A family on a ski holiday in the French Alps find themselves staring down an avalanche during lunch one day; in the aftermath, their dynamic has been shaken to its core, with a question mark hanging over their patriarch in particular.
“Force Majeure“, takes all the sheer awkwardness of that shit-eating grin from Ben Affleck in Gone Girl, and drags it out to nearly two hours in an unflinching yet realistic portrayal of the relationship dynamic on holiday. No matter how solid your relationship is, holidays can be pressurised environments despite its intentions usually being the exact opposite. Small arguments materialise into larger ones, and with no work to occupy your day, your free time turns into deep thought which if not discussed properly can turn into upset and discontent. This is even more so present when the purpose of the holiday is to ‘fix’ things.
Which is why when you take a regular ski trip, but throw in the added factor of an avalanche that nearly wipes out the entire family, it adds an unpredictable depth to this dynamic.
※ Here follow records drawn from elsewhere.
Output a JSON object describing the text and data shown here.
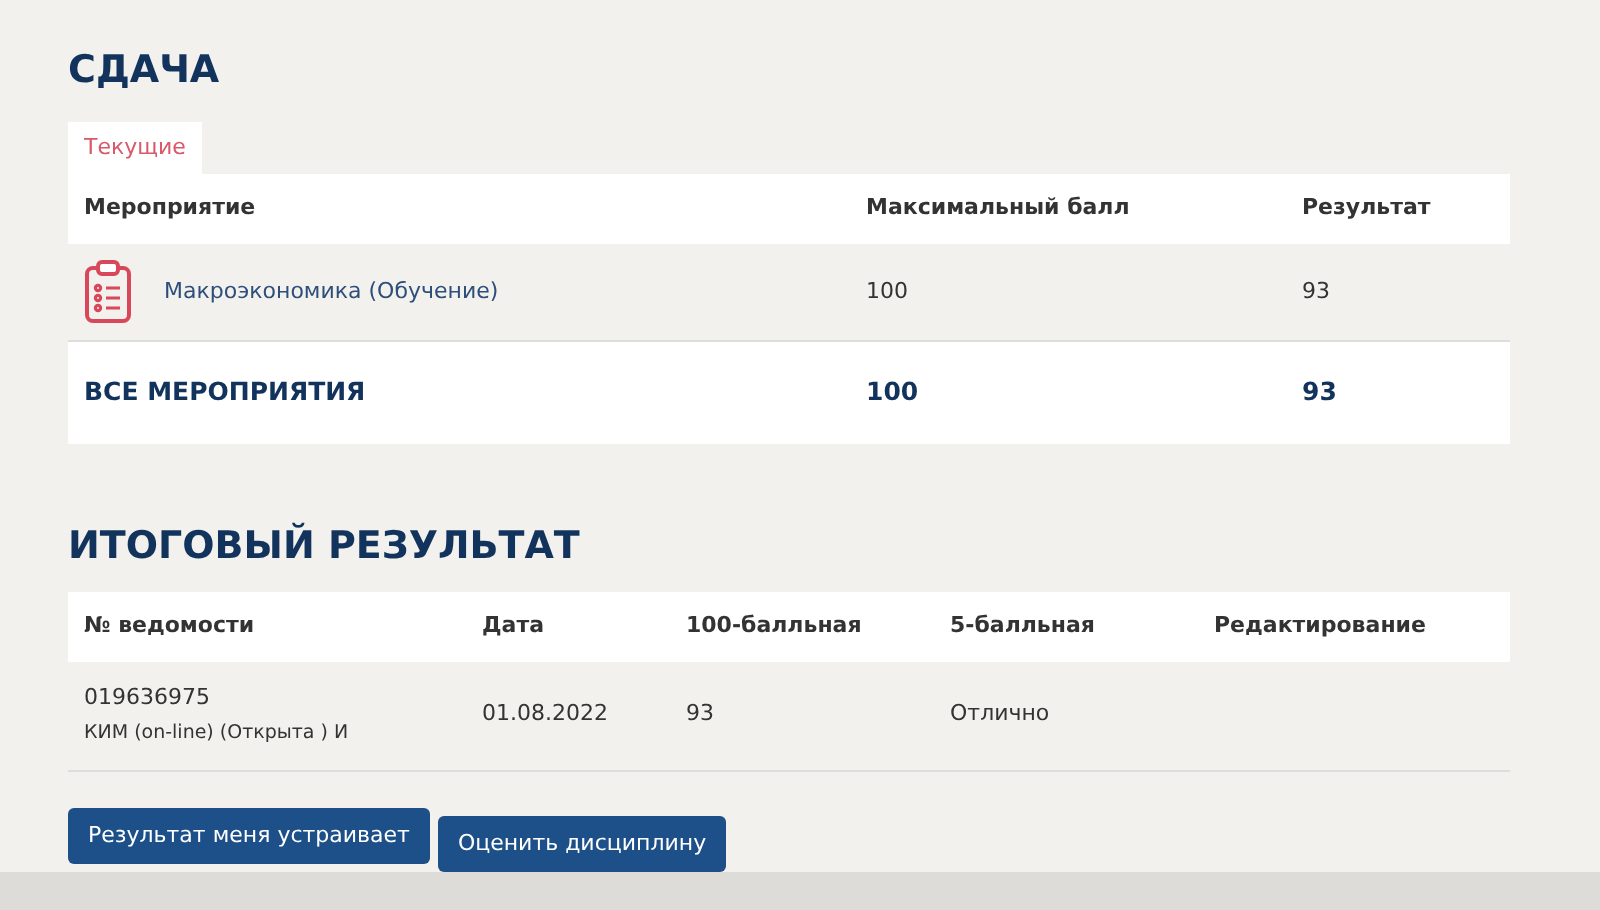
{
  "submission": {
    "title": "СДАЧА",
    "tabs": [
      {
        "label": "Текущие",
        "selected": true
      }
    ],
    "columns": [
      "Мероприятие",
      "Максимальный балл",
      "Результат"
    ],
    "rows": [
      {
        "name": "Макроэкономика (Обучение)",
        "max": "100",
        "result": "93"
      }
    ],
    "total": {
      "label": "ВСЕ МЕРОПРИЯТИЯ",
      "max": "100",
      "result": "93"
    }
  },
  "final": {
    "title": "ИТОГОВЫЙ РЕЗУЛЬТАТ",
    "columns": [
      "№ ведомости",
      "Дата",
      "100-балльная",
      "5-балльная",
      "Редактирование"
    ],
    "rows": [
      {
        "number": "019636975",
        "note": "КИМ (on-line) (Открыта ) И",
        "date": "01.08.2022",
        "score100": "93",
        "score5": "Отлично"
      }
    ]
  },
  "buttons": [
    "Результат меня устраивает",
    "Оценить дисциплину"
  ]
}
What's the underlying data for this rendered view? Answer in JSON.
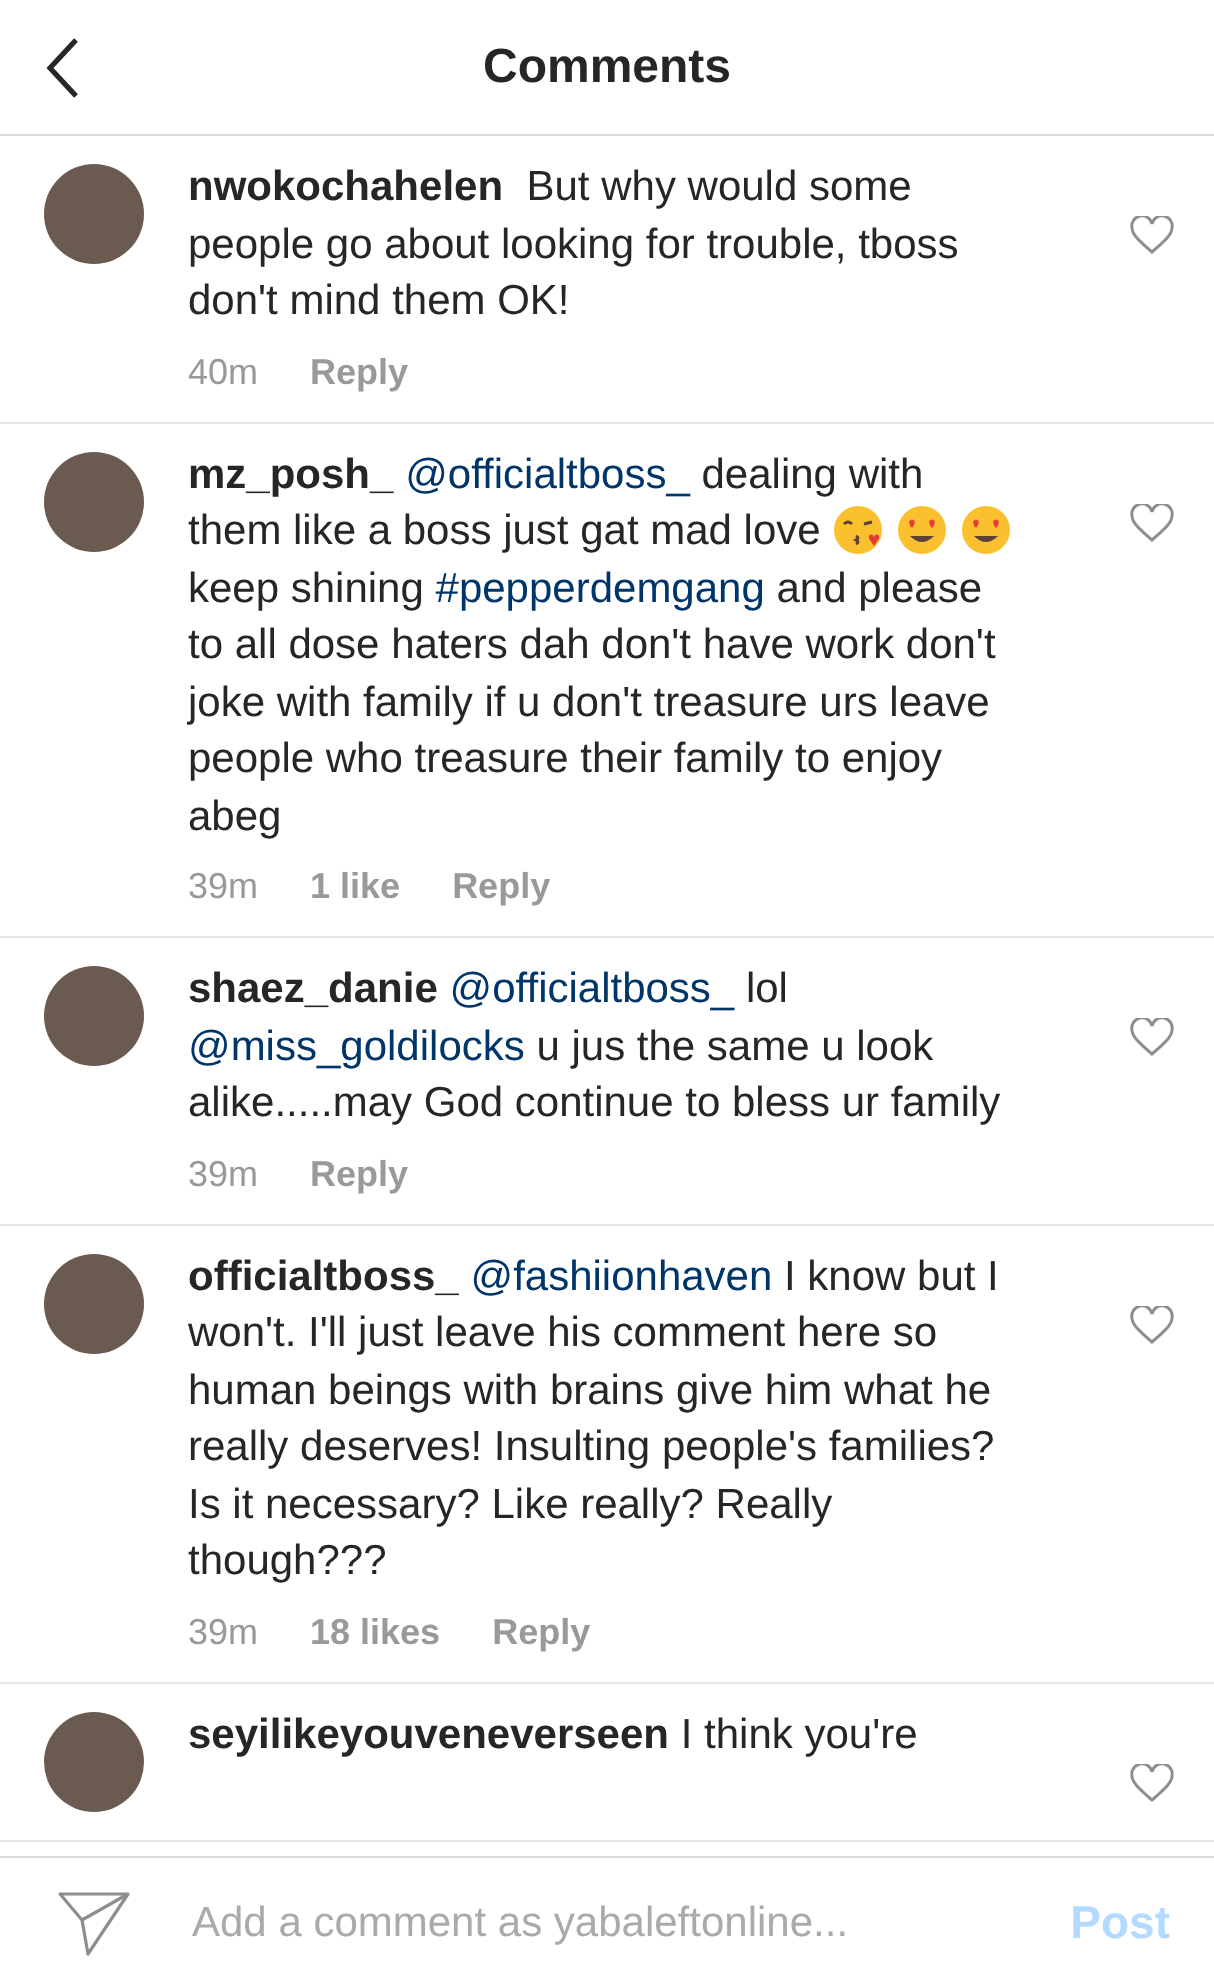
{
  "header": {
    "title": "Comments"
  },
  "comments": [
    {
      "user": "nwokochahelen",
      "body": [
        {
          "kind": "text",
          "text": " But why would some people go about looking for trouble, tboss don't mind them OK!"
        }
      ],
      "time": "40m",
      "reply": "Reply"
    },
    {
      "user": "mz_posh_",
      "body": [
        {
          "kind": "mention",
          "text": "@officialtboss_"
        },
        {
          "kind": "text",
          "text": " dealing with them like a boss just gat mad  love "
        },
        {
          "kind": "kiss"
        },
        {
          "kind": "hearteyes"
        },
        {
          "kind": "hearteyes"
        },
        {
          "kind": "text",
          "text": " keep shining "
        },
        {
          "kind": "mention",
          "text": "#pepperdemgang"
        },
        {
          "kind": "text",
          "text": " and please to all dose haters dah don't have work don't joke with family if u don't treasure urs leave people who treasure their family to enjoy abeg"
        }
      ],
      "time": "39m",
      "likes": "1 like",
      "reply": "Reply"
    },
    {
      "user": "shaez_danie",
      "body": [
        {
          "kind": "mention",
          "text": "@officialtboss_"
        },
        {
          "kind": "text",
          "text": " lol "
        },
        {
          "kind": "mention",
          "text": "@miss_goldilocks"
        },
        {
          "kind": "text",
          "text": " u jus the same u look alike.....may God continue to bless ur family"
        }
      ],
      "time": "39m",
      "reply": "Reply"
    },
    {
      "user": "officialtboss_",
      "body": [
        {
          "kind": "mention",
          "text": "@fashiionhaven"
        },
        {
          "kind": "text",
          "text": " I know but I won't. I'll just leave his comment here so human beings with brains give him what he really deserves! Insulting people's families? Is it necessary? Like really? Really though???"
        }
      ],
      "time": "39m",
      "likes": "18 likes",
      "reply": "Reply"
    },
    {
      "user": "seyilikeyouveneverseen",
      "body": [
        {
          "kind": "text",
          "text": "I think you're"
        }
      ]
    }
  ],
  "composer": {
    "placeholder": "Add a comment as yabaleftonline...",
    "post": "Post"
  }
}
It amplifies the tension between the man, wife and their family on a holiday, but the extremity of the situation enhances the existing cracks to an unbearable degree.
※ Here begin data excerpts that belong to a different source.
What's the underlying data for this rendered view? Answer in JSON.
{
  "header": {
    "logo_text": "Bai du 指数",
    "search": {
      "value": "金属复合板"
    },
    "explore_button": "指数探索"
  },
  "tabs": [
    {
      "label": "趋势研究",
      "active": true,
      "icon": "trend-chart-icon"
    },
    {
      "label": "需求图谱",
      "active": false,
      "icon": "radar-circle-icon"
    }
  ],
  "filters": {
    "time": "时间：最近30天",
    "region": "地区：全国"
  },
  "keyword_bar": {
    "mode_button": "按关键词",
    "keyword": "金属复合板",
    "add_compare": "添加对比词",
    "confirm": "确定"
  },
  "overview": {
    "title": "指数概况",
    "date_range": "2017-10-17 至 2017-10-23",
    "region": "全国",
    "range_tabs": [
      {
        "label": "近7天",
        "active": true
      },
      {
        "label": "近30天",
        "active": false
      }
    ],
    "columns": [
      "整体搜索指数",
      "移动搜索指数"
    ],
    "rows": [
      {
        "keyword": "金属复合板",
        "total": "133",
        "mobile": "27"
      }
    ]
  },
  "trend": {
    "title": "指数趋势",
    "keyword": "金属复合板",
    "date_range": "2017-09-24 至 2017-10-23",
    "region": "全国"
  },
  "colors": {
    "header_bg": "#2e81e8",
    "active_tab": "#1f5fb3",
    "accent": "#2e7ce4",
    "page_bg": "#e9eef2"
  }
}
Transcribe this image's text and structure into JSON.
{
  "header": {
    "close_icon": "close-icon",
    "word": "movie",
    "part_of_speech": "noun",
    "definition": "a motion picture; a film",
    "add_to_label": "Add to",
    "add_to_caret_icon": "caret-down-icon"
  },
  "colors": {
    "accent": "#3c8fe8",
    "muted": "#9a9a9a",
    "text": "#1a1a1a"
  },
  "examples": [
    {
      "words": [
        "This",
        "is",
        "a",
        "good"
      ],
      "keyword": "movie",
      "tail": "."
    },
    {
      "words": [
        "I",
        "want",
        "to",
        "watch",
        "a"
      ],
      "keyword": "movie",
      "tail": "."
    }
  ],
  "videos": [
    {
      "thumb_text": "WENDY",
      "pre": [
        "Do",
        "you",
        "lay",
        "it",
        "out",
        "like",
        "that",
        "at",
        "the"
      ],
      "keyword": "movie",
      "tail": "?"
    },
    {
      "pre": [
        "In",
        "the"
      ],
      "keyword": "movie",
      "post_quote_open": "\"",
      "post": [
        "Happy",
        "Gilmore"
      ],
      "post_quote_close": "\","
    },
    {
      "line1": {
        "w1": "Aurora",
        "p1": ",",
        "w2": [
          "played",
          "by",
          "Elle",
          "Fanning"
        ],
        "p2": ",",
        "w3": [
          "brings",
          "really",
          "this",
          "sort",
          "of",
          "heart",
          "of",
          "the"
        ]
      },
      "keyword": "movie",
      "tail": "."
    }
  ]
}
The appearance of “Force Majeure” is as beautiful as the landscape it is set within. Each day opening with a flurry of classical music from Antonio Vivaldi set against the clunking of the machines and explosions of the controlled avalanches as the resort prepares for its day. The routine is mirrored as the family prepares also, only in this instance the explosions and clunking are yet to come shown as the gradual deterioration of their relationship. A large credit of this films success goes to the editing, as ‘Force Majeure’ appears effortlessly bound together injecting new energy into every day despite the tedium of marital bickering.
The film is a great watch, but as I find with many films it causes a tremendous amount of self-evaluation. What would I do in that situation? You will probably feel the same, and it is a powerful thing for a movie to make you question yourself. This realism is only emphasised by the performances across the board, all seemingly natural and relatable, which results in a very humanistic approach. Darkly comical, highly intricate but ultimately an uncomfortable watch. There is a little bit of all of us on screen here, whether we like to admit it or not.